Track provider rate limits and automatically route away from throttled endpoints:

from kvfleet.telemetry.rate_limits import RateLimitTracker

tracker = RateLimitTracker(default_rpm=60, throttle_threshold=0.85)

# Record each request
tracker.record_request("http://api:8000", model_id="llama-3-8b", tokens_used=500)

# Parse rate limit headers from provider responses
tracker.record_rate_limit_headers("http://api:8000", "llama-3-8b", headers={
    "x-ratelimit-limit-requests": "60",
    "x-ratelimit-remaining-requests": "12",
})

# Handle 429 responses with cooldown
tracker.record_429("http://api:8000", "llama-3-8b", retry_after=30)

# Check before routing
if tracker.should_throttle("http://api:8000", "llama-3-8b"):
    print("Endpoint throttled — route to alternative")

# Use as scoring signal
capacity = tracker.get_capacity_score("http://api:8000", "llama-3-8b")  # 0.0–1.0
print(f"Available capacity: {capacity:.0%}")

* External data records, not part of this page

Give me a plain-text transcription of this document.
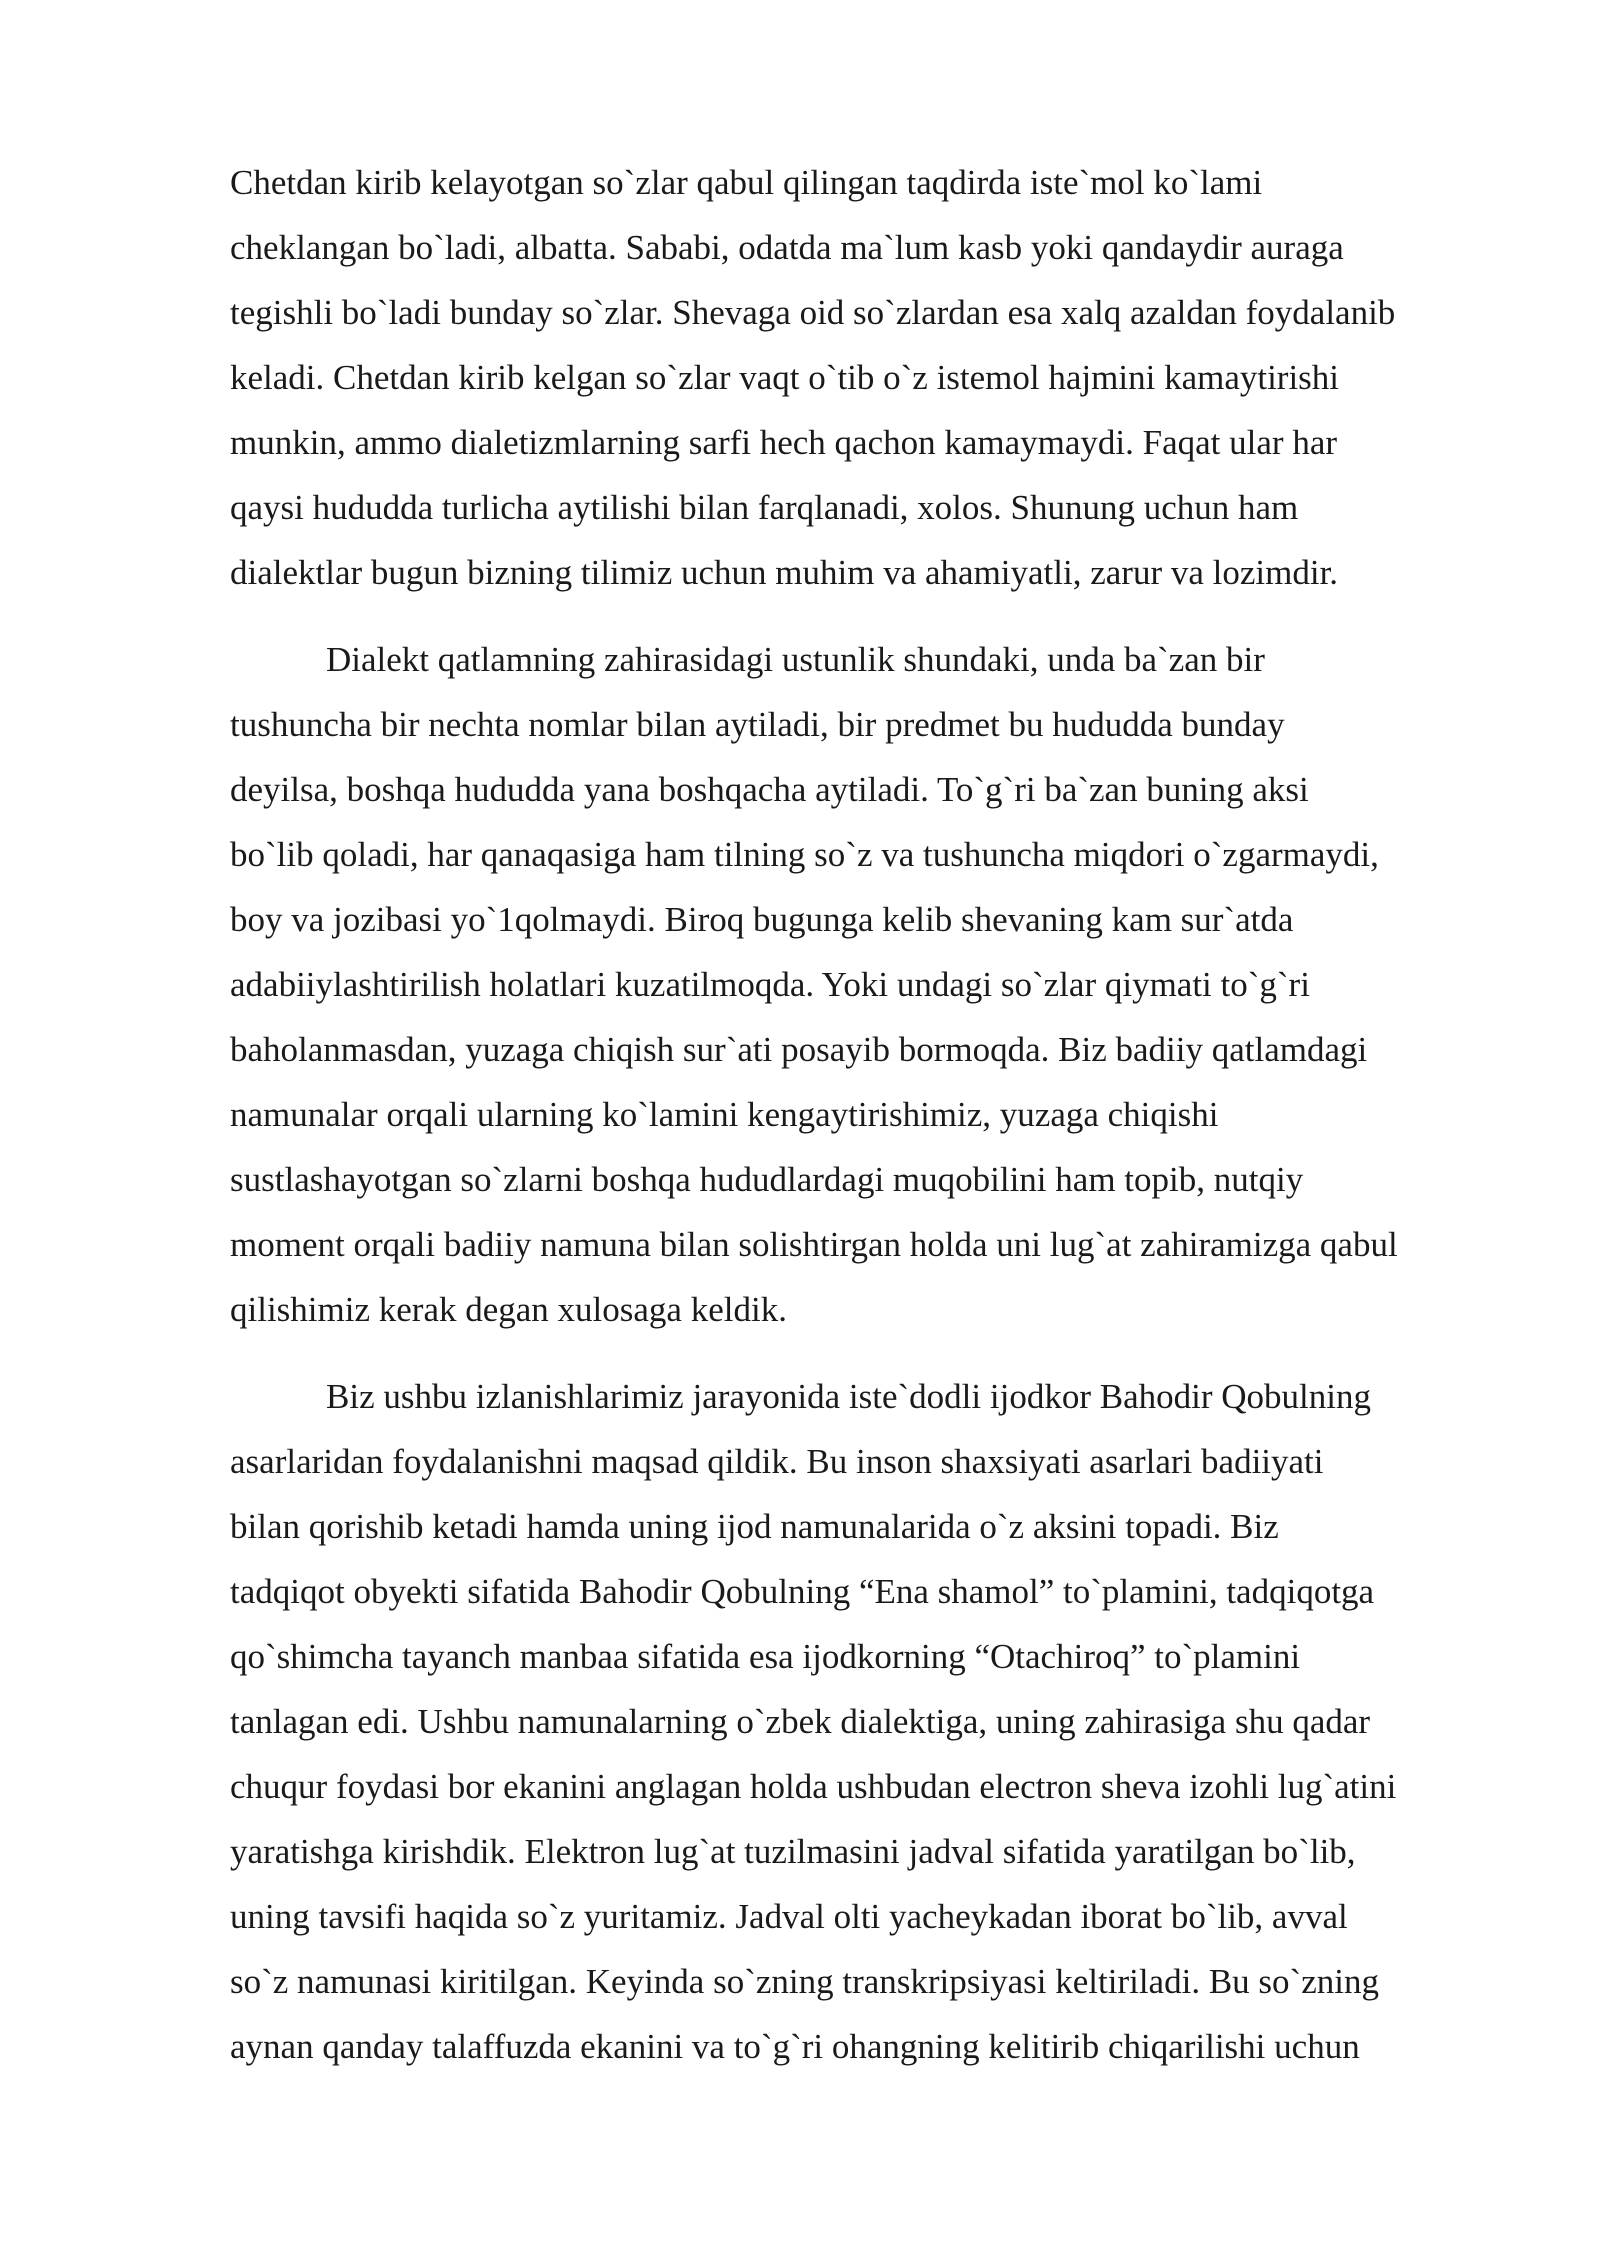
Chetdan kirib kelayotgan so`zlar qabul qilingan taqdirda iste`mol ko`lami
cheklangan bo`ladi, albatta. Sababi, odatda ma`lum kasb yoki qandaydir auraga
tegishli bo`ladi bunday so`zlar. Shevaga oid so`zlardan esa xalq azaldan foydalanib
keladi. Chetdan kirib kelgan so`zlar vaqt o`tib o`z istemol hajmini kamaytirishi
munkin, ammo dialetizmlarning sarfi hech qachon kamaymaydi. Faqat ular har
qaysi hududda turlicha aytilishi bilan farqlanadi, xolos. Shunung uchun ham
dialektlar bugun bizning tilimiz uchun muhim va ahamiyatli, zarur va lozimdir.
Dialekt qatlamning zahirasidagi ustunlik shundaki, unda ba`zan bir
tushuncha bir nechta nomlar bilan aytiladi, bir predmet bu hududda bunday
deyilsa, boshqa hududda yana boshqacha aytiladi. To`g`ri ba`zan buning aksi
bo`lib qoladi, har qanaqasiga ham tilning so`z va tushuncha miqdori o`zgarmaydi,
boy va jozibasi yo`1qolmaydi. Biroq bugunga kelib shevaning kam sur`atda
adabiiylashtirilish holatlari kuzatilmoqda. Yoki undagi so`zlar qiymati to`g`ri
baholanmasdan, yuzaga chiqish sur`ati posayib bormoqda. Biz badiiy qatlamdagi
namunalar orqali ularning ko`lamini kengaytirishimiz, yuzaga chiqishi
sustlashayotgan so`zlarni boshqa hududlardagi muqobilini ham topib, nutqiy
moment orqali badiiy namuna bilan solishtirgan holda uni lug`at zahiramizga qabul
qilishimiz kerak degan xulosaga keldik.
Biz ushbu izlanishlarimiz jarayonida iste`dodli ijodkor Bahodir Qobulning
asarlaridan foydalanishni maqsad qildik. Bu inson shaxsiyati asarlari badiiyati
bilan qorishib ketadi hamda uning ijod namunalarida o`z aksini topadi. Biz
tadqiqot obyekti sifatida Bahodir Qobulning “Ena shamol” to`plamini, tadqiqotga
qo`shimcha tayanch manbaa sifatida esa ijodkorning “Otachiroq” to`plamini
tanlagan edi. Ushbu namunalarning o`zbek dialektiga, uning zahirasiga shu qadar
chuqur foydasi bor ekanini anglagan holda ushbudan electron sheva izohli lug`atini
yaratishga kirishdik. Elektron lug`at tuzilmasini jadval sifatida yaratilgan bo`lib,
uning tavsifi haqida so`z yuritamiz. Jadval olti yacheykadan iborat bo`lib, avval
so`z namunasi kiritilgan. Keyinda so`zning transkripsiyasi keltiriladi. Bu so`zning
aynan qanday talaffuzda ekanini va to`g`ri ohangning kelitirib chiqarilishi uchun
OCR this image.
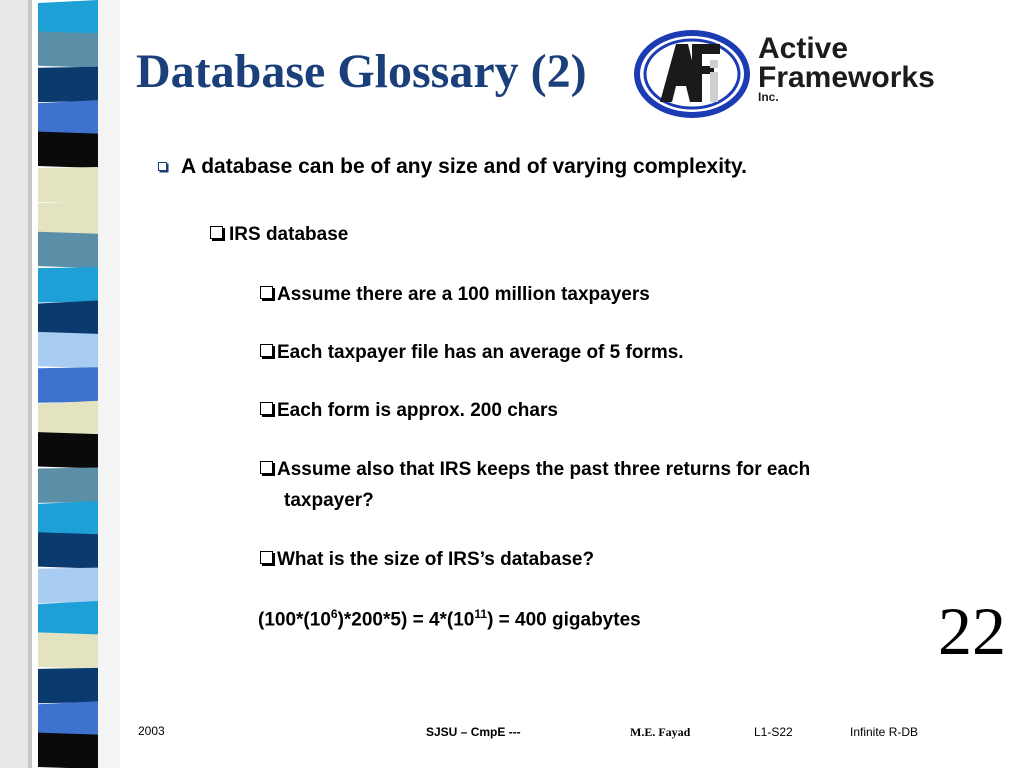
Database Glossary (2)	Active
Frameworks
Inc.

A database can be of any size and of varying complexity.

IRS database

Assume there are a 100 million taxpayers

Each taxpayer file has an average of 5 forms.

Each form is approx. 200 chars

Assume also that IRS keeps the past three returns for each

taxpayer?

What is the size of IRS’s database?

$(100*(10^6)*200*5) = 4*(10^{11}) = 400$ gigabytes	22

2003	SJSU – CmpE ---	M.E. Fayad	L1-S22	Infinite R-DB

👁️ Vision & Multimodal Routing

Automatically detect images/audio/video in requests and route to capable models:

from kvfleet.router.multimodal import detect_modality, filter_vision_capable

# OpenAI vision format
messages = [
    {"role": "user", "content": [
        {"type": "text", "text": "What's in this image?"},
        {"type": "image_url", "image_url": {"url": "https://example.com/photo.jpg"}},
    ]},
]

# Detect modalities
detection = detect_modality(messages)
print(f"Multimodal: {detection.is_multimodal}")     # True
print(f"Modality: {detection.primary_modality}")     # "vision"
print(f"Images: {detection.image_count}")             # 1
print(f"Est. image tokens: {detection.estimated_image_tokens}")  # 765

# Filter to vision-capable models only
capable = filter_vision_capable(all_models, detection)
# → Only models with capabilities.supports_vision=True or tags.vision="true"

Tag your vision models:

models:
  - name: gpt-4o
    capabilities:
      supports_vision: true
  - name: llama-3-8b
    capabilities:
      supports_vision: false

💲 Model Cost Sync

Built-in pricing for 30+ models with automatic sync:

from kvfleet.telemetry.cost_sync import CostSyncManager

cost_mgr = CostSyncManager()  # Loads 30+ built-in prices

# Look up costs
cost = cost_mgr.get_cost("gpt-4o")
print(f"Input: ${cost.input_cost_per_1k}/1K tokens")
print(f"Output: ${cost.output_cost_per_1k}/1K tokens")

# Estimate request cost
est = cost_mgr.estimate_request_cost("gpt-4o", input_tokens=1000, output_tokens=500)
print(f"Estimated cost: ${est:.4f}")

# Find cheapest model
cheapest = cost_mgr.get_cheapest_model(["gpt-4o", "gpt-4o-mini", "gpt-4"])
print(f"Cheapest: {cheapest}")  # → gpt-4o-mini

# Sync from your fleet config
cost_mgr.sync_from_config(fleet_config.models)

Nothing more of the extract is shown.